Après leur expulsion de la prison, presque tous les personnages principaux sont en route vers Terminus, espérant y trouver un sanctuaire. Mais avant d'y arriver, Rick, Carl et Michonne affrontent un groupe de bikers qui menacent de les violer et de les tuer. Mû par un instinct de survie primitif, Rick arrache la carotide de son adversaire avec les dents, avant de massacrer le reste des agresseurs sous le regard terrifié de son fils. Alors que l'épisode est ponctué de flashbacks de Herschel, son ancien mentor, cet acte entérine le glissement moral de Rick, pour qui la violence devient de plus en plus facile.

Mais le pire est à venir: une fois à Terminus, Rick et les autres sont faits prisonniers et réalisent qu'ils ont mis les pieds dans une secte de violents cannibales. Après un cliffhanger d'une efficacité redoutable dans «A», la saison 5 démarre sur les chapeaux de roue avec «Pas de Sanctuaire», qui conserve aujourd'hui le record absolu d'audiences de The Walking Dead. La scène d'ouverture, où nos héros sont littéralement menés à l'abattoir, constitue sans doute le moment le plus glaçant de toute la série.

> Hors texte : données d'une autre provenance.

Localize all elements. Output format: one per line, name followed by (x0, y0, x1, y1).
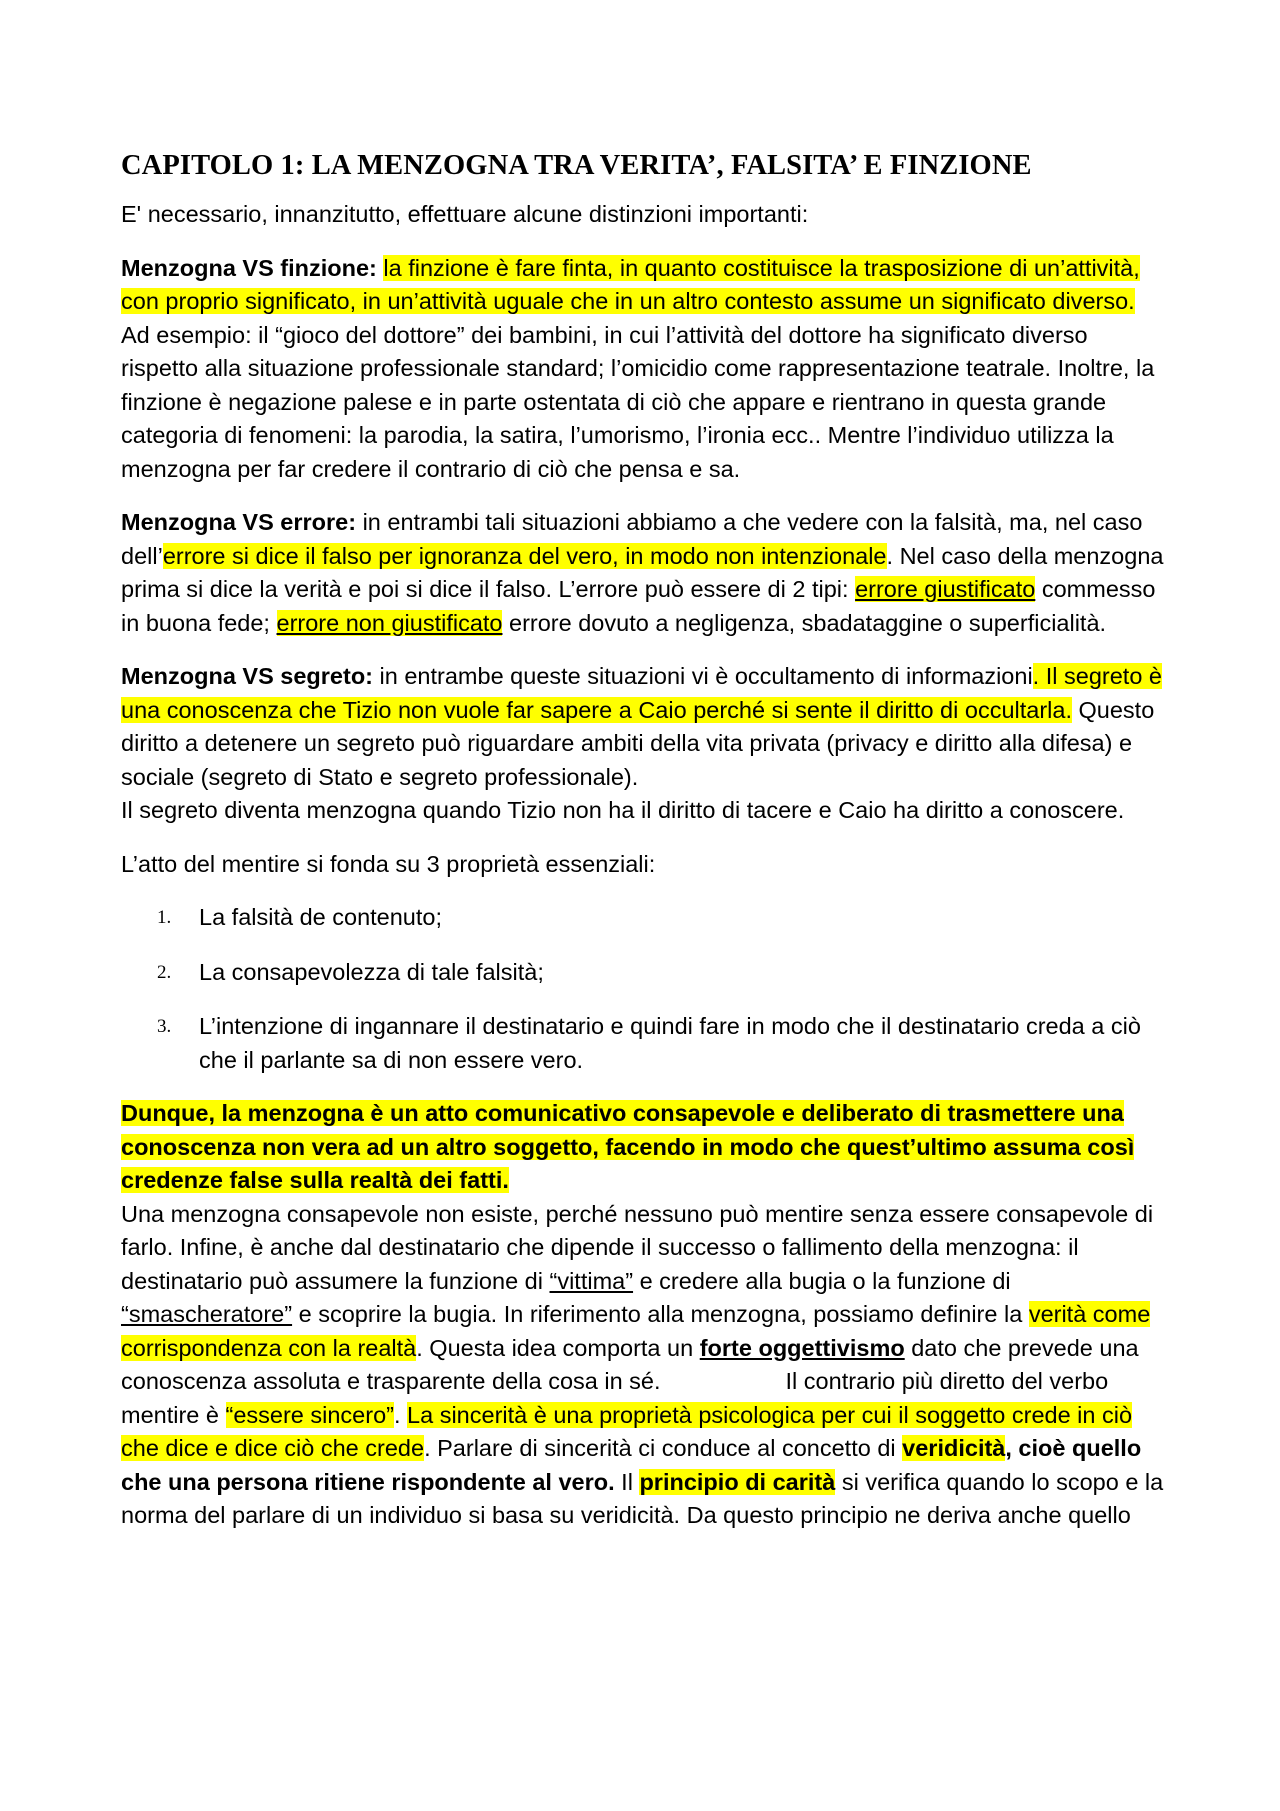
body-text: Il segreto diventa menzogna quando Tizio non ha il diritto di tacere e Caio ha diritto a conoscere. (121, 797, 1125, 823)
body-text: . (393, 1401, 401, 1428)
body-text: commesso in buona fede; (121, 576, 1156, 636)
highlighted-text: La sincerità è una proprietà psicologica per cui il soggetto crede in ciò che dice e dice ciò che crede (121, 1401, 1133, 1461)
term-label: Menzogna VS segreto: (121, 663, 374, 689)
body-text: Ad esempio: il “gioco del dottore” dei bambini, in cui l’attività del dottore ha significato diverso rispetto alla situazione professionale standard; l’omicidio come rappresentazione teatrale. Inoltre, la finzione è negazione palese e in parte ostentata di ciò che appare e rientrano in questa grande categoria di fenomeni: la parodia, la satira, l’umorismo, l’ironia ecc.. Mentre l’individuo utilizza la menzogna per far credere il contrario di ciò che pensa e sa. (121, 321, 1155, 482)
term-label: Menzogna VS errore: (121, 509, 357, 535)
body-text: . Nel caso della menzogna prima si dice la verità e poi si dice il falso. L’errore può essere di 2 tipi: (121, 542, 1164, 602)
bold-underlined-term: forte oggettivismo (699, 1334, 905, 1361)
list-item (121, 901, 1167, 935)
highlighted-text: la finzione è fare finta, in quanto costituisce la trasposizione di un’attività, con proprio significato, in un’attività uguale che in un altro contesto assume un significato diverso. (121, 254, 1140, 314)
bold-text: , cioè quello che una persona ritiene rispondente al vero. (121, 1435, 1142, 1495)
underlined-term: “vittima” (549, 1267, 634, 1294)
body-text: . Parlare di sincerità ci conduce al concetto di (424, 1435, 896, 1461)
highlighted-text: “essere sincero” (225, 1401, 394, 1428)
list-item-text: La consapevolezza di tale falsità; (199, 958, 544, 985)
paragraph-conclusion (121, 1097, 1167, 1533)
paragraph-menzogna-errore (121, 506, 1167, 640)
body-text: in entrambi tali situazioni abbiamo a che vedere con la falsità, ma, nel caso dell’ (121, 509, 1143, 569)
paragraph-menzogna-segreto (121, 660, 1167, 828)
list-number: 3. (157, 1016, 172, 1037)
body-text: dato che prevede una conoscenza assoluta e trasparente della cosa in sé. (121, 1334, 1139, 1394)
list-item (121, 956, 1167, 990)
body-text: e scoprire la bugia. In riferimento alla menzogna, possiamo definire la (298, 1301, 1023, 1327)
body-text: Il contrario più diretto del verbo mentire è (121, 1368, 1109, 1428)
body-text: Questo diritto a detenere un segreto può riguardare ambiti della vita privata (privacy e diritto alla difesa) e sociale (segreto di Stato e segreto professionale). (121, 696, 1155, 790)
body-text: si verifica quando lo scopo e la norma del parlare di un individuo si basa su veridicità. Da questo principio ne deriva anche quello (121, 1468, 1164, 1528)
list-number: 1. (157, 907, 172, 928)
list-item-text: La falsità de contenuto; (199, 904, 443, 930)
highlighted-underlined-text: errore non giustificato (276, 609, 503, 636)
highlighted-text: . Il segreto è una conoscenza che Tizio non vuole far sapere a Caio perché si sente il diritto di occultarla. (121, 663, 1162, 723)
body-text: . Questa idea comporta un (416, 1334, 694, 1361)
bold-highlighted-term: veridicità (902, 1435, 1006, 1461)
highlighted-underlined-text: errore giustificato (855, 576, 1036, 602)
bold-highlighted-term: principio di carità (639, 1468, 836, 1495)
list-number: 2. (157, 961, 172, 983)
body-text: e credere alla bugia o la funzione di (639, 1267, 1011, 1294)
body-text: Il (621, 1468, 633, 1495)
document-page (121, 148, 1167, 1533)
highlighted-text: errore si dice il falso per ignoranza del vero, in modo non intenzionale (162, 542, 887, 569)
term-label: Menzogna VS finzione: (121, 254, 377, 281)
body-text: Una menzogna consapevole non esiste, perché nessuno può mentire senza essere consapevole di farlo. Infine, è anche dal destinatario che dipende il successo o fallimento della menzogna: il destinatario può assumere la funzione di (121, 1200, 1154, 1294)
body-text: in entrambe queste situazioni vi è occultamento di informazioni (379, 663, 1033, 689)
bold-highlighted-definition: Dunque, la menzogna è un atto comunicativo consapevole e deliberato di trasmettere una conoscenza non vera ad un altro soggetto, facendo in modo che quest’ultimo assuma così credenze false sulla realtà dei fatti. (121, 1100, 1135, 1193)
list-item-text: L’intenzione di ingannare il destinatario e quindi fare in modo che il destinatario creda a ciò che il parlante sa di non essere vero. (199, 1013, 1141, 1073)
intro-paragraph: E' necessario, innanzitutto, effettuare alcune distinzioni importanti: (121, 201, 809, 227)
properties-list (121, 901, 1167, 1077)
chapter-title: CAPITOLO 1: LA MENZOGNA TRA VERITA’, FALSITA’ E FINZIONE (121, 150, 1032, 181)
body-text: errore dovuto a negligenza, sbadataggine o superficialità. (509, 609, 1107, 636)
list-item (121, 1010, 1167, 1077)
properties-intro: L’atto del mentire si fonda su 3 proprietà essenziali: (121, 850, 656, 877)
paragraph-menzogna-finzione (121, 252, 1167, 487)
highlighted-text: verità come corrispondenza con la realtà (121, 1301, 1151, 1361)
underlined-term: “smascheratore” (121, 1301, 293, 1327)
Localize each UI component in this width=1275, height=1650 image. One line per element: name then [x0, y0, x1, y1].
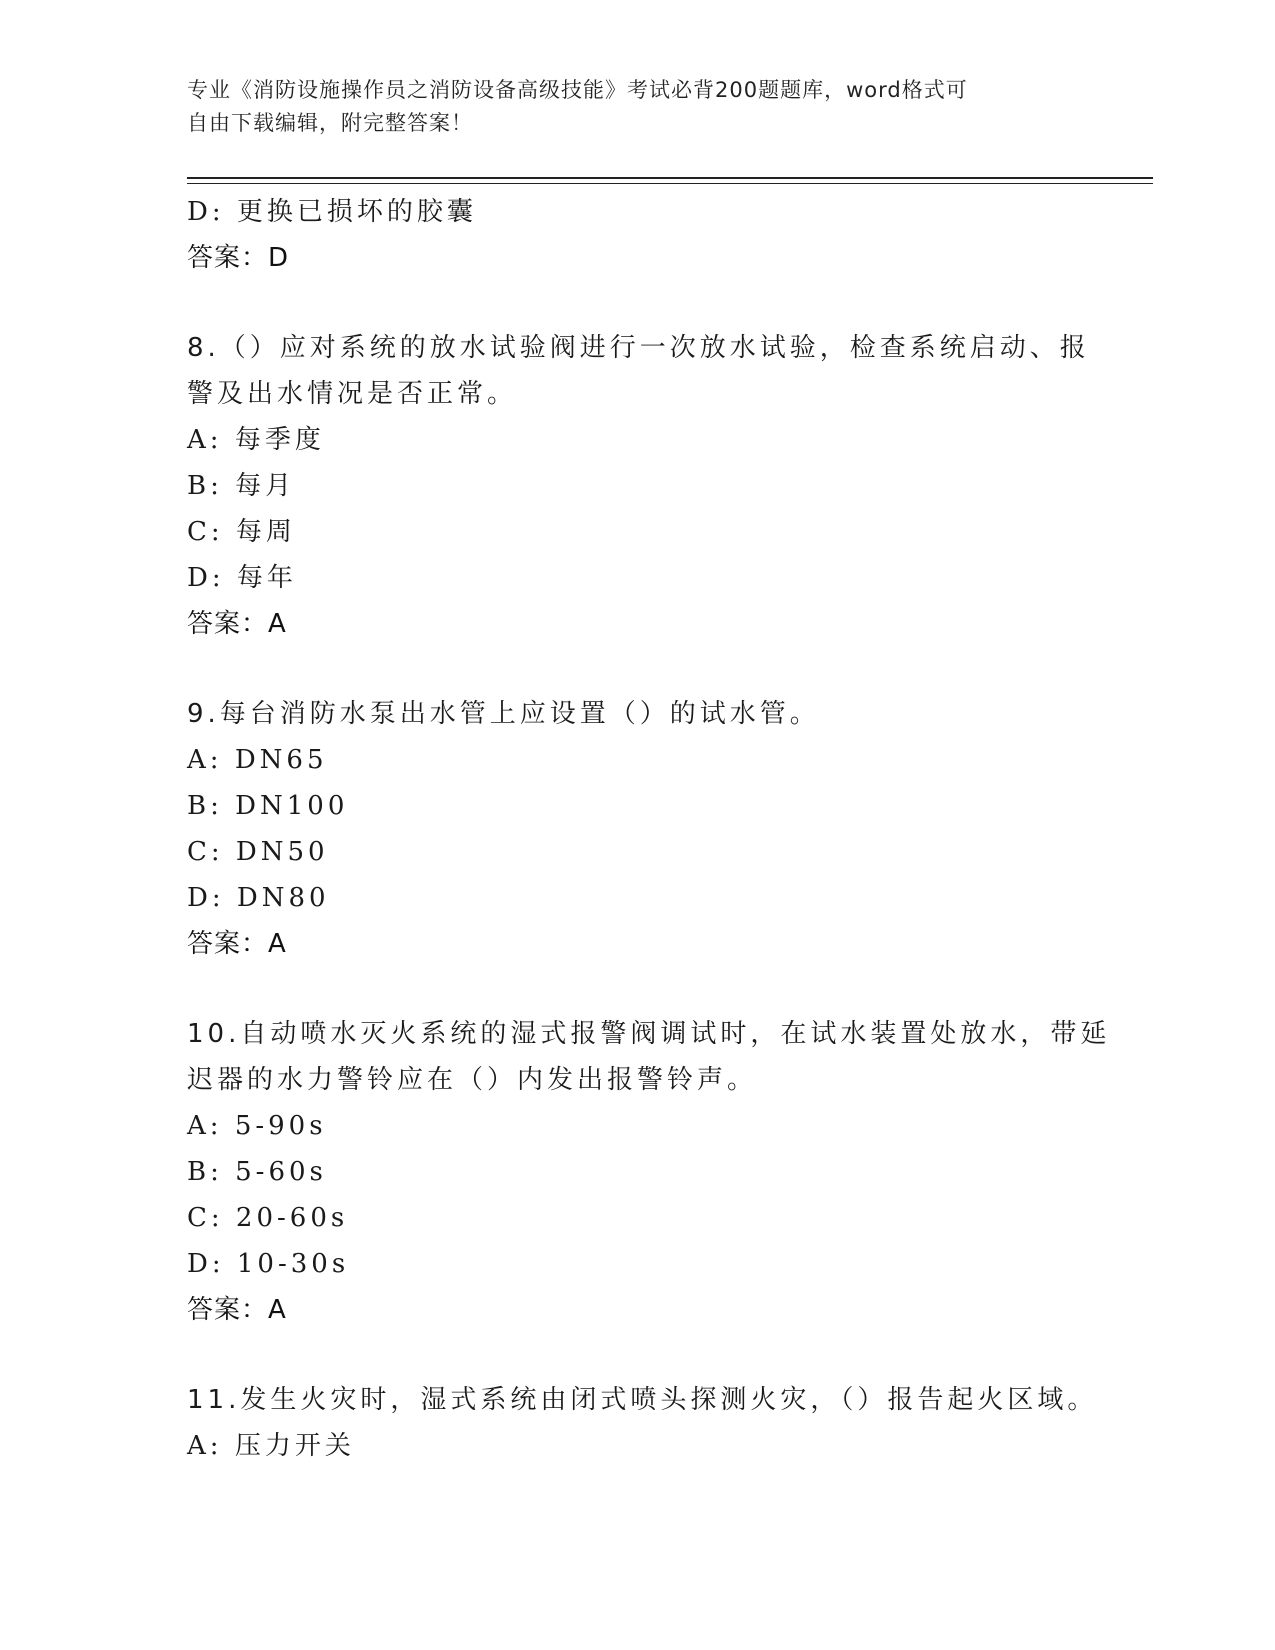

C'est aussi l'épisode où Carol, qui se lance dans une mission de sauvetage ultra badass, s'affirme comme LA plus grande héroïne d'action de The Walking Dead. Mais comme Rick, Carol franchit ici un cap supplémentaire dans la violence, dont il sera difficile de revenir. La saison 5 transforme sciemment ses héros en antihéros, pour le meilleur comme pour le pire.